Whether elevated serum phosphorus levels contribute to atherosclerosis is also unclear. High dietary phosphate intake has recently been shown to accelerate atherogenesis in ApoE knockout mice, independently of calcification.[38] Among patients with minimal impairment of kidney function, Kanbay, et al.[39] found that FGF-23 also independently predicted coronary atheroma burden. A number of mechanisms may link phosphate exposure with atherosclerosis, these can be divided into direct effects of phosphate and those mediated by compensatory changes in phosphate-regulating hormones.

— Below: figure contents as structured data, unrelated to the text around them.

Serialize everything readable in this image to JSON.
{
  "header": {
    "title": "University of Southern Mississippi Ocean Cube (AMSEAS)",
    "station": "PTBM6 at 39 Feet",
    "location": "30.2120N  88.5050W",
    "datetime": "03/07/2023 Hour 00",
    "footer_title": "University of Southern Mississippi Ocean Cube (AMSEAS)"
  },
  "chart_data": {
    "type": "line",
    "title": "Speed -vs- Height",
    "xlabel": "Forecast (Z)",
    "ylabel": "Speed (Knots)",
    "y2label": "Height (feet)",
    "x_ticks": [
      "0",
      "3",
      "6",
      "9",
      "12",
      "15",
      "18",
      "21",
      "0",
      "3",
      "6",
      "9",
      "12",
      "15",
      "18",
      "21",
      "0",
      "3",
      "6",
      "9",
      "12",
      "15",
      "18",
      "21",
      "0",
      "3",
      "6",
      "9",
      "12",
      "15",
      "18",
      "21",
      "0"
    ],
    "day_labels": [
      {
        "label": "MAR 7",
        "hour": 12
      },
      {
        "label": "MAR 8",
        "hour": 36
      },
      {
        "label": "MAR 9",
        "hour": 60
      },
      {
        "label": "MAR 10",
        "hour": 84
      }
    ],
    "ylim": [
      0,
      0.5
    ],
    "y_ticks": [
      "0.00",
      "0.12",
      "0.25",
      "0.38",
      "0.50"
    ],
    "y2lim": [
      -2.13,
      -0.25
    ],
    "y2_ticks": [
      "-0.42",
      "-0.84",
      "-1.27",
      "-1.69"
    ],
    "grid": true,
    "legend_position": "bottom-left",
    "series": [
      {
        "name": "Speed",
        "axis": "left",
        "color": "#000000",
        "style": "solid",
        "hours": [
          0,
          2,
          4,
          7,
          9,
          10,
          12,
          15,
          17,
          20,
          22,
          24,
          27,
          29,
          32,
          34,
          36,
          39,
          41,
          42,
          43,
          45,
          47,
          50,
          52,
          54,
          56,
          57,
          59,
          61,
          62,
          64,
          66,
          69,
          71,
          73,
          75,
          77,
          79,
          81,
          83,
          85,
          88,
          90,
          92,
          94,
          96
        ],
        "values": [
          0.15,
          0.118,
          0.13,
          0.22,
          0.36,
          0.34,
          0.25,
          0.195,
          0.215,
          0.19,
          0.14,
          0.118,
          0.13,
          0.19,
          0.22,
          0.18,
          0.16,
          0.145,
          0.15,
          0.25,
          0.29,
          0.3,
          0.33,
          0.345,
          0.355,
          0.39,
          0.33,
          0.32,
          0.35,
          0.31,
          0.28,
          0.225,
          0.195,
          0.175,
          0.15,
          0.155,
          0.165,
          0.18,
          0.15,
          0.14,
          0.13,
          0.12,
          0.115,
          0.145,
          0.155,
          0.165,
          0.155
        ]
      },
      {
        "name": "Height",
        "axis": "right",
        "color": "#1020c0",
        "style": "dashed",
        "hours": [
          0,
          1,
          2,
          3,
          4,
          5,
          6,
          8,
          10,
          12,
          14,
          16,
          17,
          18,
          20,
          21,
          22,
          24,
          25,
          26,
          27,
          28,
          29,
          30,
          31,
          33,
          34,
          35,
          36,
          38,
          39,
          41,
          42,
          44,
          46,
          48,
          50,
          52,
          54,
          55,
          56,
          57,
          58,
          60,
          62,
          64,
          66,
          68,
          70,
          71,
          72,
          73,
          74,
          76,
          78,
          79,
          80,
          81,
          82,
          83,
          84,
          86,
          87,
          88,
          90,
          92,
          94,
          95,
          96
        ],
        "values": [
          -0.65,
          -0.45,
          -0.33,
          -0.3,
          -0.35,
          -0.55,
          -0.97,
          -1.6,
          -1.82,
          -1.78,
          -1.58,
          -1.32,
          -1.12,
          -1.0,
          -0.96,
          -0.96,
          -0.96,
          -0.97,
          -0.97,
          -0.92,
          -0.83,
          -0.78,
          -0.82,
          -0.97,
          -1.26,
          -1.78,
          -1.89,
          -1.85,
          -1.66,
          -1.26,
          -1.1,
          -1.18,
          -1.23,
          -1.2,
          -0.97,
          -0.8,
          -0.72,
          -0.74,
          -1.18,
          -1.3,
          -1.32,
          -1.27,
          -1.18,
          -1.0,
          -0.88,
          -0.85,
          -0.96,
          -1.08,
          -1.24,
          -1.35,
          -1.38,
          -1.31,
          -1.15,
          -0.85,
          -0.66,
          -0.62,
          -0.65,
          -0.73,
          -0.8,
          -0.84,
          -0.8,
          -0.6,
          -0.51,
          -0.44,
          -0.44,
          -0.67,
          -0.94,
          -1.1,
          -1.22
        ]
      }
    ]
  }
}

By contrast, several large studies found inconsistent associations between elevated serum phosphorus levels and CVD. In 15,732 participants of the Atherosclerosis Risk in Communities Study with mean follow-up of 12.6 years, higher serum phosphorus was associated with increased risk for mortality but not of coronary disease.[9] An analysis of 7,259 postmenopausal women reported no associations between serum phosphorus levels and incident cardiovascular events during four years of follow-up.[14] In a recent nested case-control study of men without CKD from the Health Professionals Follow-up Study, serum phosphorus levels were not associated with the development of incident CVD during ten years of follow-up.[15] Thus, further studies are needed to clarify the relationship between serum phosphorus levels and different clinical endpoints.

Limitations

Some limitations in the present study must be considered. Firstly, this was a single-center, retrospective analysis. Residual confounding factors might thus have affected the results, regardless of the adjusted analysis. Secondly, laboratory data including parathyroid hormone, vitamin D and FGF-23 also associated with adverse outcomes were not measured. Last but not least, further studies are needed to clarify the mechanisms underlying the relationship between serum phosphorus levels and mortality.

Conclusions

In conclusion, elevated serum phosphorus levels were associated with all-cause mortality in Chinese patients with STEMI who had preserved renal function at baseline. Serum phosphorus levels might be useful as a marker for risk stratification in Chinese patients with STEMI.